Pasó los dedos sobre la madera de la puerta, desconcertada, casi abrumada por la misma sensación que había experimentado la noche anterior de que algo estaba fuera de lugar, que algo iba mal. Tenía intención de ir a desayunar directamente, pero, en cambio, se sintió impelida a ir en busca de Drizzt.

La joven recorrió con rapidez el corredor hacia el cuarto del elfo oscuro y llamó a la puerta. Tras aguardar unos momentos, llamó:

—¿Drizzt?

Al no responder el drow, la muchacha giró con cautela el picaporte y abrió la puerta. De inmediato, Catti-brie se dio cuenta de que faltaban las cimitarras y la capa de viaje; pero, antes de que tuviera tiempo de sacar una conclusión, sus ojos se detuvieron en la cama. Estaba hecha, los cobertores remetidos con esmero, aunque eso no era inusual en el elfo oscuro.

Catti-brie se acercó al lecho e inspeccionó los pliegues. Estaban bien doblados, pero no tirantes, y comprendió que esta cama llevaba hecha bastante tiempo; que en esta cama no se había dormido la noche anterior.

—¿Qué pasa aquí? —se preguntó la joven.
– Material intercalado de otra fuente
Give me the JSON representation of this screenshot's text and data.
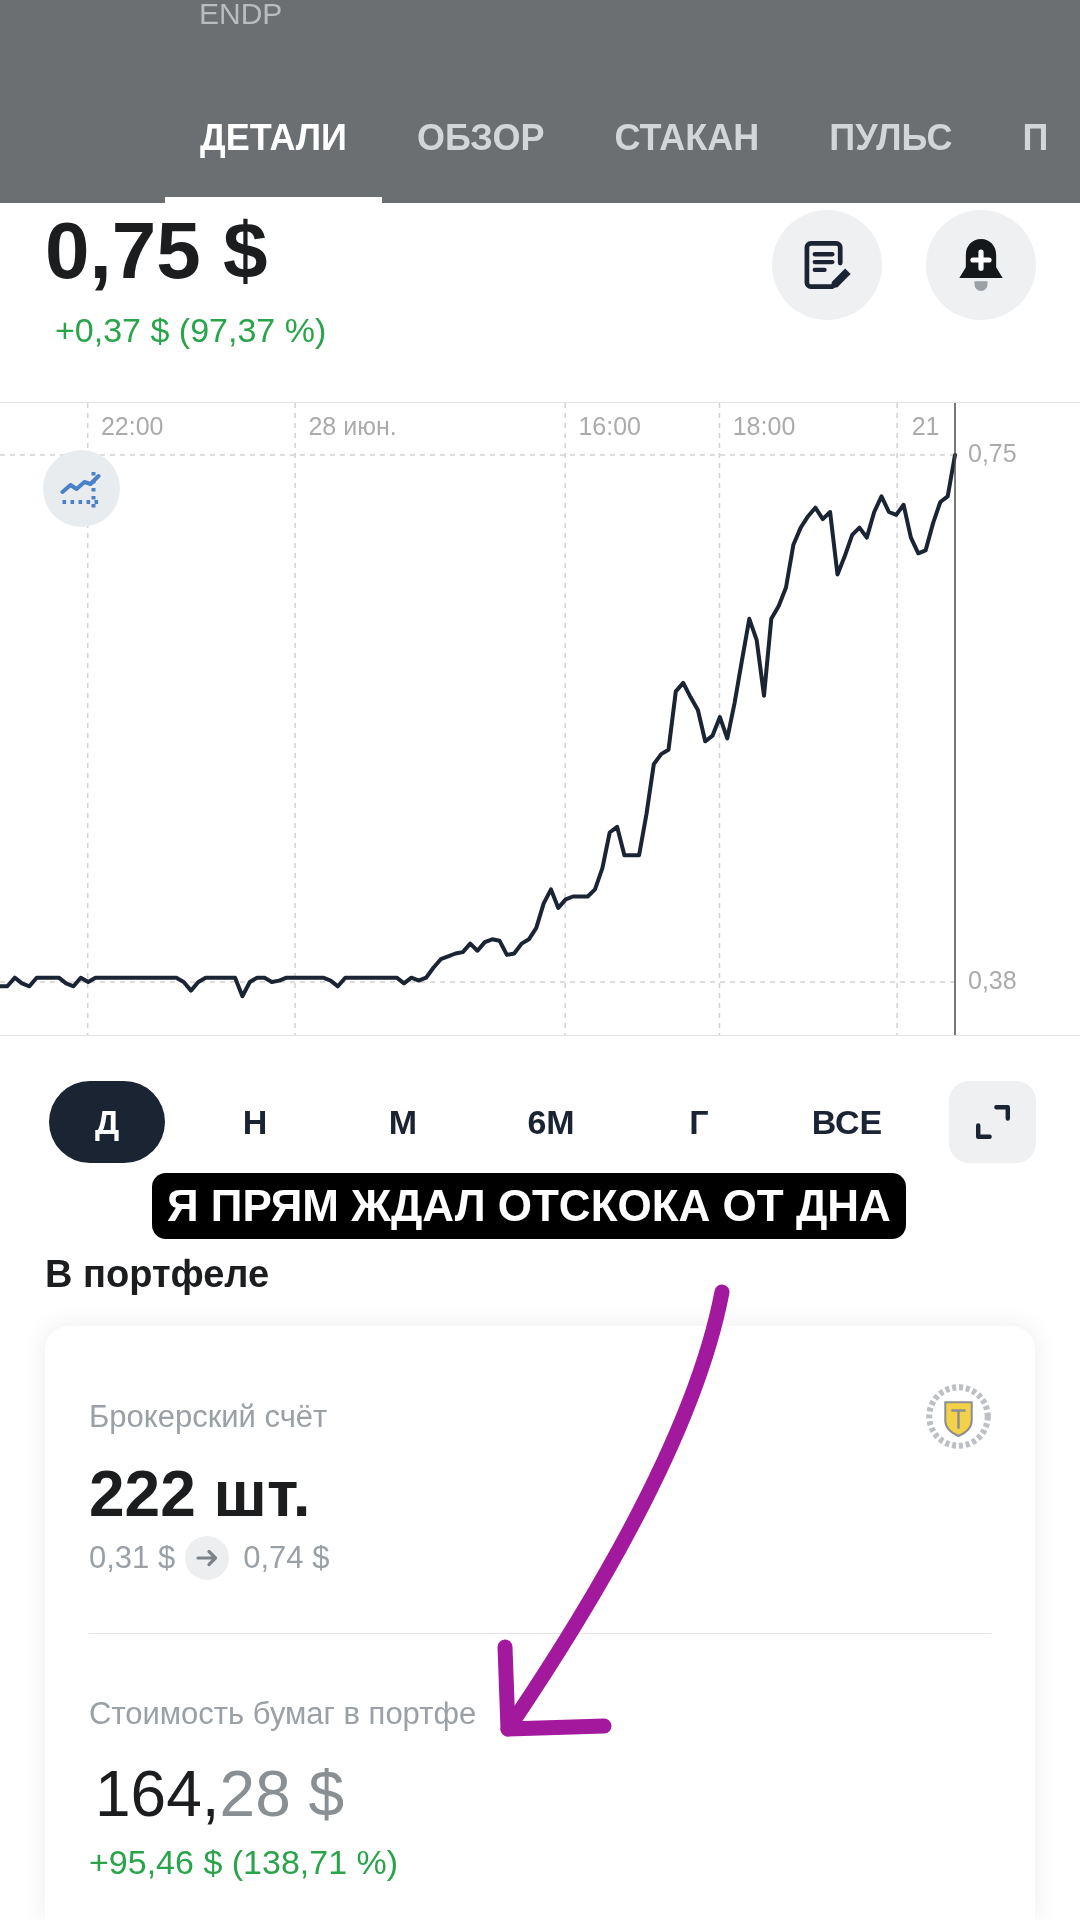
{
  "header": {
    "ticker": "ENDP",
    "tabs": [
      {
        "label": "ДЕТАЛИ",
        "selected": true
      },
      {
        "label": "ОБЗОР",
        "selected": false
      },
      {
        "label": "СТАКАН",
        "selected": false
      },
      {
        "label": "ПУЛЬС",
        "selected": false
      },
      {
        "label": "П",
        "selected": false
      }
    ]
  },
  "quote": {
    "price": "0,75 $",
    "change": "+0,37 $ (97,37 %)"
  },
  "chart": {
    "chart_data": {
      "type": "line",
      "categories": [
        null,
        null,
        null,
        null,
        null,
        null,
        null,
        null,
        null,
        null,
        null,
        null,
        null,
        null,
        null,
        null,
        null,
        null,
        "22:00",
        null,
        null,
        null,
        null,
        null,
        null,
        null,
        null,
        null,
        null,
        null,
        null,
        null,
        null,
        null,
        null,
        null,
        null,
        null,
        null,
        null,
        null,
        null,
        null,
        null,
        null,
        null,
        null,
        null,
        "28 июн.",
        null,
        null,
        null,
        null,
        null,
        null,
        null,
        null,
        null,
        null,
        null,
        null,
        null,
        null,
        null,
        null,
        null,
        null,
        null,
        null,
        null,
        null,
        null,
        null,
        null,
        null,
        null,
        null,
        null,
        null,
        null,
        null,
        null,
        null,
        "16:00",
        null,
        null,
        null,
        null,
        null,
        null,
        null,
        null,
        null,
        null,
        null,
        null,
        null,
        null,
        null,
        null,
        null,
        null,
        null,
        null,
        "18:00",
        null,
        null,
        null,
        null,
        null,
        null,
        null,
        null,
        null,
        null,
        null,
        null,
        null,
        null,
        null,
        null,
        null,
        null,
        null,
        null,
        null,
        "21",
        null,
        null,
        null,
        null
      ],
      "series": [
        {
          "color": "#1b2433",
          "values": [
            0.377,
            0.377,
            0.383,
            0.379,
            0.377,
            0.383,
            0.383,
            0.383,
            0.383,
            0.379,
            0.377,
            0.383,
            0.38,
            0.383,
            0.383,
            0.383,
            0.383,
            0.383,
            0.383,
            0.383,
            0.383,
            0.383,
            0.383,
            0.383,
            0.383,
            0.38,
            0.374,
            0.38,
            0.383,
            0.383,
            0.383,
            0.383,
            0.383,
            0.37,
            0.38,
            0.383,
            0.383,
            0.38,
            0.381,
            0.383,
            0.383,
            0.383,
            0.383,
            0.383,
            0.383,
            0.381,
            0.377,
            0.383,
            0.383,
            0.383,
            0.383,
            0.383,
            0.383,
            0.383,
            0.383,
            0.379,
            0.383,
            0.381,
            0.383,
            0.39,
            0.396,
            0.398,
            0.4,
            0.401,
            0.407,
            0.402,
            0.408,
            0.41,
            0.409,
            0.399,
            0.4,
            0.407,
            0.41,
            0.418,
            0.435,
            0.445,
            0.432,
            0.438,
            0.44,
            0.44,
            0.44,
            0.445,
            0.46,
            0.485,
            0.489,
            0.469,
            0.469,
            0.469,
            0.498,
            0.533,
            0.54,
            0.543,
            0.584,
            0.59,
            0.58,
            0.571,
            0.549,
            0.553,
            0.566,
            0.551,
            0.576,
            0.606,
            0.635,
            0.62,
            0.581,
            0.635,
            0.644,
            0.657,
            0.687,
            0.699,
            0.707,
            0.713,
            0.705,
            0.71,
            0.666,
            0.679,
            0.694,
            0.699,
            0.692,
            0.71,
            0.721,
            0.71,
            0.708,
            0.715,
            0.692,
            0.681,
            0.683,
            0.702,
            0.717,
            0.721,
            0.75
          ]
        }
      ],
      "ylim": [
        0.3428,
        0.7865
      ],
      "yticks": [
        {
          "value": 0.75,
          "label": "0,75"
        },
        {
          "value": 0.38,
          "label": "0,38"
        }
      ]
    }
  },
  "periods": [
    {
      "label": "Д",
      "selected": true
    },
    {
      "label": "Н",
      "selected": false
    },
    {
      "label": "М",
      "selected": false
    },
    {
      "label": "6М",
      "selected": false
    },
    {
      "label": "Г",
      "selected": false
    },
    {
      "label": "ВСЕ",
      "selected": false
    }
  ],
  "caption": "Я ПРЯМ ЖДАЛ ОТСКОКА ОТ ДНА",
  "portfolio": {
    "title": "В портфеле",
    "account": "Брокерский счёт",
    "quantity": "222 шт.",
    "buy_price": "0,31 $",
    "current_price": "0,74 $",
    "value_label": "Стоимость бумаг в портфе",
    "value_whole": "164,",
    "value_rest": "28 $",
    "gain": "+95,46 $ (138,71 %)"
  }
}
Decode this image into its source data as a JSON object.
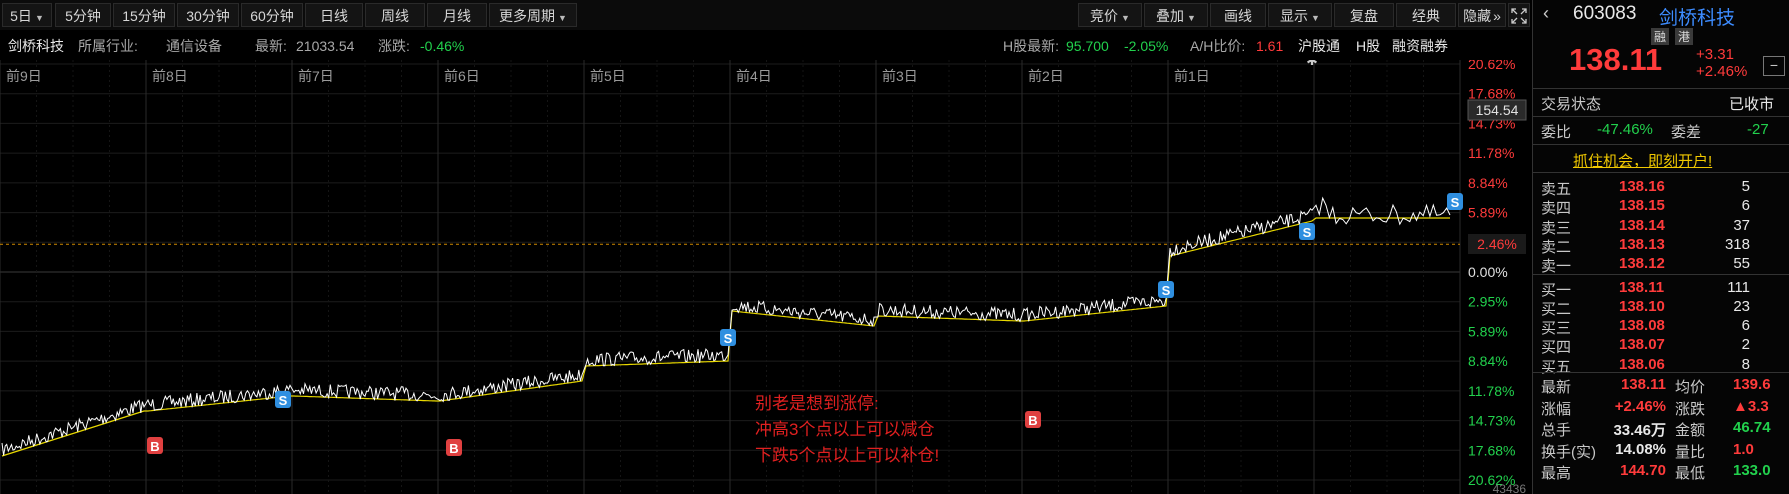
{
  "toolbar": {
    "period_5d": "5日",
    "periods": [
      "5分钟",
      "15分钟",
      "30分钟",
      "60分钟",
      "日线",
      "周线",
      "月线"
    ],
    "more_periods": "更多周期",
    "right": [
      {
        "label": "竞价",
        "dropdown": true
      },
      {
        "label": "叠加",
        "dropdown": true
      },
      {
        "label": "画线",
        "dropdown": false
      },
      {
        "label": "显示",
        "dropdown": true
      },
      {
        "label": "复盘",
        "dropdown": false
      },
      {
        "label": "经典",
        "dropdown": false
      },
      {
        "label": "隐藏",
        "dropdown": false
      }
    ],
    "hide_arrow": "»"
  },
  "info": {
    "stock_name": "剑桥科技",
    "industry_label": "所属行业:",
    "industry": "通信设备",
    "latest_label": "最新:",
    "latest": "21033.54",
    "change_label": "涨跌:",
    "change": "-0.46%",
    "h_latest_label": "H股最新:",
    "h_latest": "95.700",
    "h_change": "-2.05%",
    "ah_label": "A/H比价:",
    "ah_ratio": "1.61",
    "links": [
      "沪股通",
      "H股",
      "融资融券"
    ]
  },
  "chart": {
    "day_labels": [
      "前9日",
      "前8日",
      "前7日",
      "前6日",
      "前5日",
      "前4日",
      "前3日",
      "前2日",
      "前1日"
    ],
    "right_axis": [
      "20.62%",
      "17.68%",
      "14.73%",
      "11.78%",
      "8.84%",
      "5.89%",
      "2.46%",
      "0.00%",
      "2.95%",
      "5.89%",
      "8.84%",
      "11.78%",
      "14.73%",
      "17.68%",
      "20.62%"
    ],
    "price_tag": "154.54",
    "current_pct": "2.46%",
    "bottom_label": "43436",
    "annotation": [
      "别老是想到涨停:",
      "冲高3个点以上可以减仓",
      "下跌5个点以上可以补仓!"
    ],
    "colors": {
      "price": "#ffffff",
      "avg": "#e8d800",
      "buy": "#e04040",
      "sell": "#2f8fe0",
      "dashed": "#d08a00"
    }
  },
  "panel": {
    "code": "603083",
    "name": "剑桥科技",
    "badges": [
      "融",
      "港"
    ],
    "price": "138.11",
    "change": "+3.31",
    "change_pct": "+2.46%",
    "trade_status_label": "交易状态",
    "trade_status": "已收市",
    "wb_label": "委比",
    "wb": "-47.46%",
    "wc_label": "委差",
    "wc": "-27",
    "promo": "抓住机会，即刻开户!",
    "asks": [
      {
        "label": "卖五",
        "price": "138.16",
        "vol": "5"
      },
      {
        "label": "卖四",
        "price": "138.15",
        "vol": "6"
      },
      {
        "label": "卖三",
        "price": "138.14",
        "vol": "37"
      },
      {
        "label": "卖二",
        "price": "138.13",
        "vol": "318"
      },
      {
        "label": "卖一",
        "price": "138.12",
        "vol": "55"
      }
    ],
    "bids": [
      {
        "label": "买一",
        "price": "138.11",
        "vol": "111"
      },
      {
        "label": "买二",
        "price": "138.10",
        "vol": "23"
      },
      {
        "label": "买三",
        "price": "138.08",
        "vol": "6"
      },
      {
        "label": "买四",
        "price": "138.07",
        "vol": "2"
      },
      {
        "label": "买五",
        "price": "138.06",
        "vol": "8"
      }
    ],
    "stats": [
      {
        "l1": "最新",
        "v1": "138.11",
        "l2": "均价",
        "v2": "139.6"
      },
      {
        "l1": "涨幅",
        "v1": "+2.46%",
        "l2": "涨跌",
        "v2": "▲3.3"
      },
      {
        "l1": "总手",
        "v1": "33.46万",
        "l2": "金额",
        "v2": "46.74"
      },
      {
        "l1": "换手(实)",
        "v1": "14.08%",
        "l2": "量比",
        "v2": "1.0"
      },
      {
        "l1": "最高",
        "v1": "144.70",
        "l2": "最低",
        "v2": "133.0"
      }
    ]
  }
}
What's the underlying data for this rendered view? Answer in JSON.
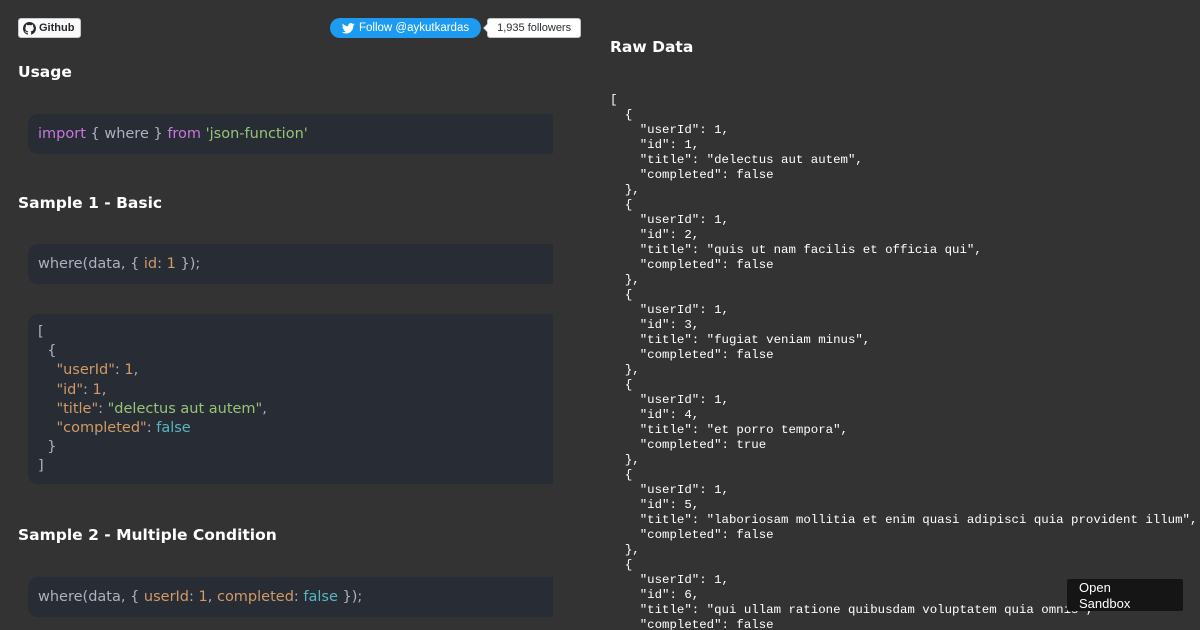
{
  "header": {
    "github_label": "Github",
    "follow_label": "Follow @aykutkardas",
    "followers_count": "1,935 followers"
  },
  "sections": {
    "usage": {
      "title": "Usage",
      "code": [
        {
          "t": "import",
          "c": "kw"
        },
        {
          "t": " { where } ",
          "c": "plain"
        },
        {
          "t": "from",
          "c": "kw"
        },
        {
          "t": " ",
          "c": "plain"
        },
        {
          "t": "'json-function'",
          "c": "str"
        }
      ]
    },
    "sample1": {
      "title": "Sample 1 - Basic",
      "code": [
        {
          "t": "where(data, { ",
          "c": "plain"
        },
        {
          "t": "id",
          "c": "key"
        },
        {
          "t": ": ",
          "c": "plain"
        },
        {
          "t": "1",
          "c": "num"
        },
        {
          "t": " });",
          "c": "plain"
        }
      ],
      "result_lines": [
        [
          {
            "t": "[",
            "c": "plain"
          }
        ],
        [
          {
            "t": "  {",
            "c": "plain"
          }
        ],
        [
          {
            "t": "    ",
            "c": "plain"
          },
          {
            "t": "\"userId\"",
            "c": "key"
          },
          {
            "t": ": ",
            "c": "plain"
          },
          {
            "t": "1",
            "c": "num"
          },
          {
            "t": ",",
            "c": "plain"
          }
        ],
        [
          {
            "t": "    ",
            "c": "plain"
          },
          {
            "t": "\"id\"",
            "c": "key"
          },
          {
            "t": ": ",
            "c": "plain"
          },
          {
            "t": "1",
            "c": "num"
          },
          {
            "t": ",",
            "c": "plain"
          }
        ],
        [
          {
            "t": "    ",
            "c": "plain"
          },
          {
            "t": "\"title\"",
            "c": "key"
          },
          {
            "t": ": ",
            "c": "plain"
          },
          {
            "t": "\"delectus aut autem\"",
            "c": "str"
          },
          {
            "t": ",",
            "c": "plain"
          }
        ],
        [
          {
            "t": "    ",
            "c": "plain"
          },
          {
            "t": "\"completed\"",
            "c": "key"
          },
          {
            "t": ": ",
            "c": "plain"
          },
          {
            "t": "false",
            "c": "bool"
          }
        ],
        [
          {
            "t": "  }",
            "c": "plain"
          }
        ],
        [
          {
            "t": "]",
            "c": "plain"
          }
        ]
      ]
    },
    "sample2": {
      "title": "Sample 2 - Multiple Condition",
      "code": [
        {
          "t": "where(data, { ",
          "c": "plain"
        },
        {
          "t": "userId",
          "c": "key"
        },
        {
          "t": ": ",
          "c": "plain"
        },
        {
          "t": "1",
          "c": "num"
        },
        {
          "t": ", ",
          "c": "plain"
        },
        {
          "t": "completed",
          "c": "key"
        },
        {
          "t": ": ",
          "c": "plain"
        },
        {
          "t": "false",
          "c": "bool"
        },
        {
          "t": " });",
          "c": "plain"
        }
      ]
    }
  },
  "raw_data": {
    "title": "Raw Data",
    "text": "[\n  {\n    \"userId\": 1,\n    \"id\": 1,\n    \"title\": \"delectus aut autem\",\n    \"completed\": false\n  },\n  {\n    \"userId\": 1,\n    \"id\": 2,\n    \"title\": \"quis ut nam facilis et officia qui\",\n    \"completed\": false\n  },\n  {\n    \"userId\": 1,\n    \"id\": 3,\n    \"title\": \"fugiat veniam minus\",\n    \"completed\": false\n  },\n  {\n    \"userId\": 1,\n    \"id\": 4,\n    \"title\": \"et porro tempora\",\n    \"completed\": true\n  },\n  {\n    \"userId\": 1,\n    \"id\": 5,\n    \"title\": \"laboriosam mollitia et enim quasi adipisci quia provident illum\",\n    \"completed\": false\n  },\n  {\n    \"userId\": 1,\n    \"id\": 6,\n    \"title\": \"qui ullam ratione quibusdam voluptatem quia omnis\",\n    \"completed\": false"
  },
  "sandbox": {
    "line1": "Open",
    "line2": "Sandbox"
  },
  "icons": {
    "github": "github-icon",
    "twitter": "twitter-bird-icon"
  },
  "colors": {
    "background": "#333333",
    "code_background": "#282c34",
    "twitter_blue": "#1d9bf0"
  }
}
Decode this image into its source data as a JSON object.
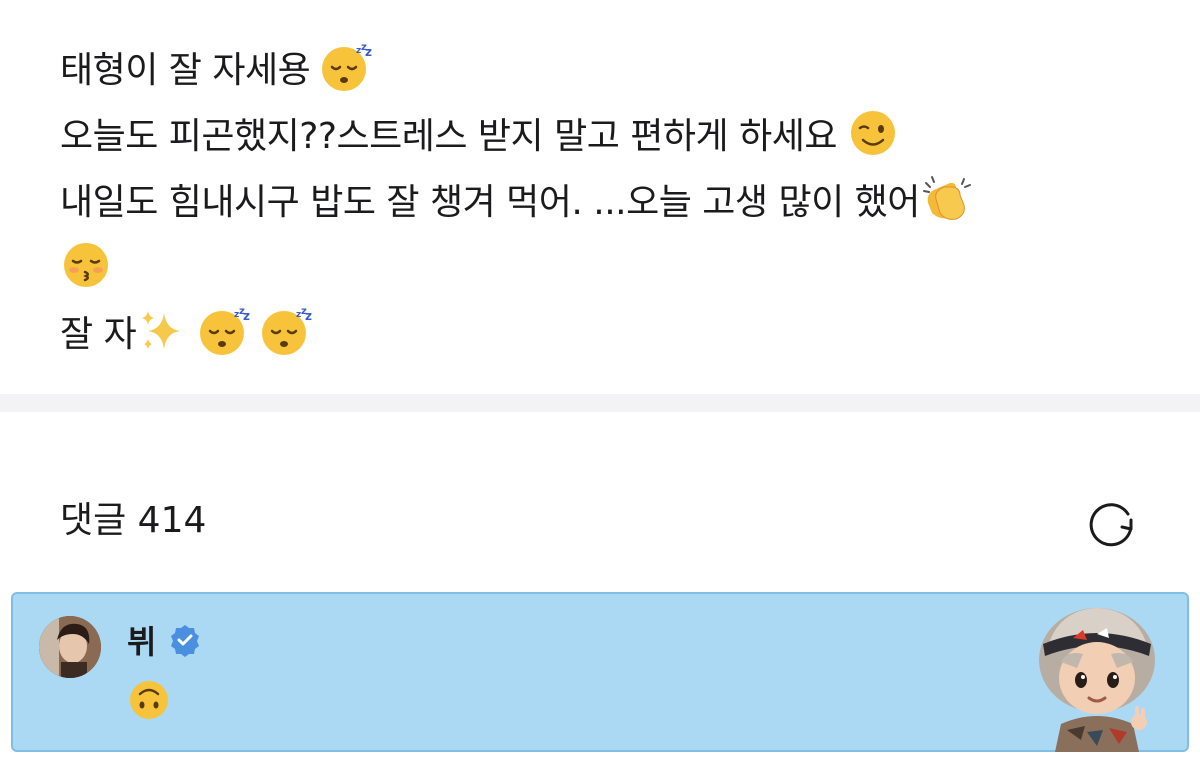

Echó un rápido vistazo a la pequeña habitación y luego salió al pasillo de nuevo. Drizzt se había marchado de Mithril Hall otras veces sin avisar, y a menudo lo había hecho durante la noche. Por lo general viajaba a Luna Plateada, la fabulosa ciudad situada a una semana de camino hacia el este.

¿Por qué, esta vez, Catti-brie tenía la sensación de que pasaba algo? ¿Por qué este hecho corriente le parecía chocante? La joven intentó olvidarse de ello, rechazar sus temores. Se dijo que era que estaba preocupada, nada más. Había perdido a Wulfgar, y ahora se sentía excesivamente protectora con sus otros amigos.

Catti-brie siguió caminando mientras lo pensaba, y poco después se detenía ante otra puerta. Dio unos golpecitos suaves y luego, al no llegar respuesta alguna (aunque estaba segura de que este todavía no se había levantado), llamó con más fuerza. Dentro de la habitación se oyó un gruñido.

La joven abrió la puerta y cruzó el cuarto. Se agachó de rodillas junto a la pequeña cama, tiró de las mantas con brusquedad para destapar al dormido Regis, y empezó a hacerle cosquillas mientras él se retorcía.

—¡Eh! —gritó el regordete halfling, ya repuesto de los malos tratos sufridos a manos de Artemis Entreri. Se despertó de inmediato y agarró los cobertores desesperadamente.

—¿Dónde está Drizzt? —preguntó Catti-brie, apartando las ropas otra vez con gesto enérgico.

—¿Cómo quieres que lo sepa? —protestó Regis—. ¡Todavía no he salido de mi habitación esta mañana!

—Levántate. —A Catti-brie la sorprendió la aspereza de su propia voz, la intensidad de su orden. La sensación de desasosiego se había apoderado de ella otra vez, y con más fuerza. Recorrió la habitación con la mirada, intentando descubrir qué había provocado su repentina ansiedad.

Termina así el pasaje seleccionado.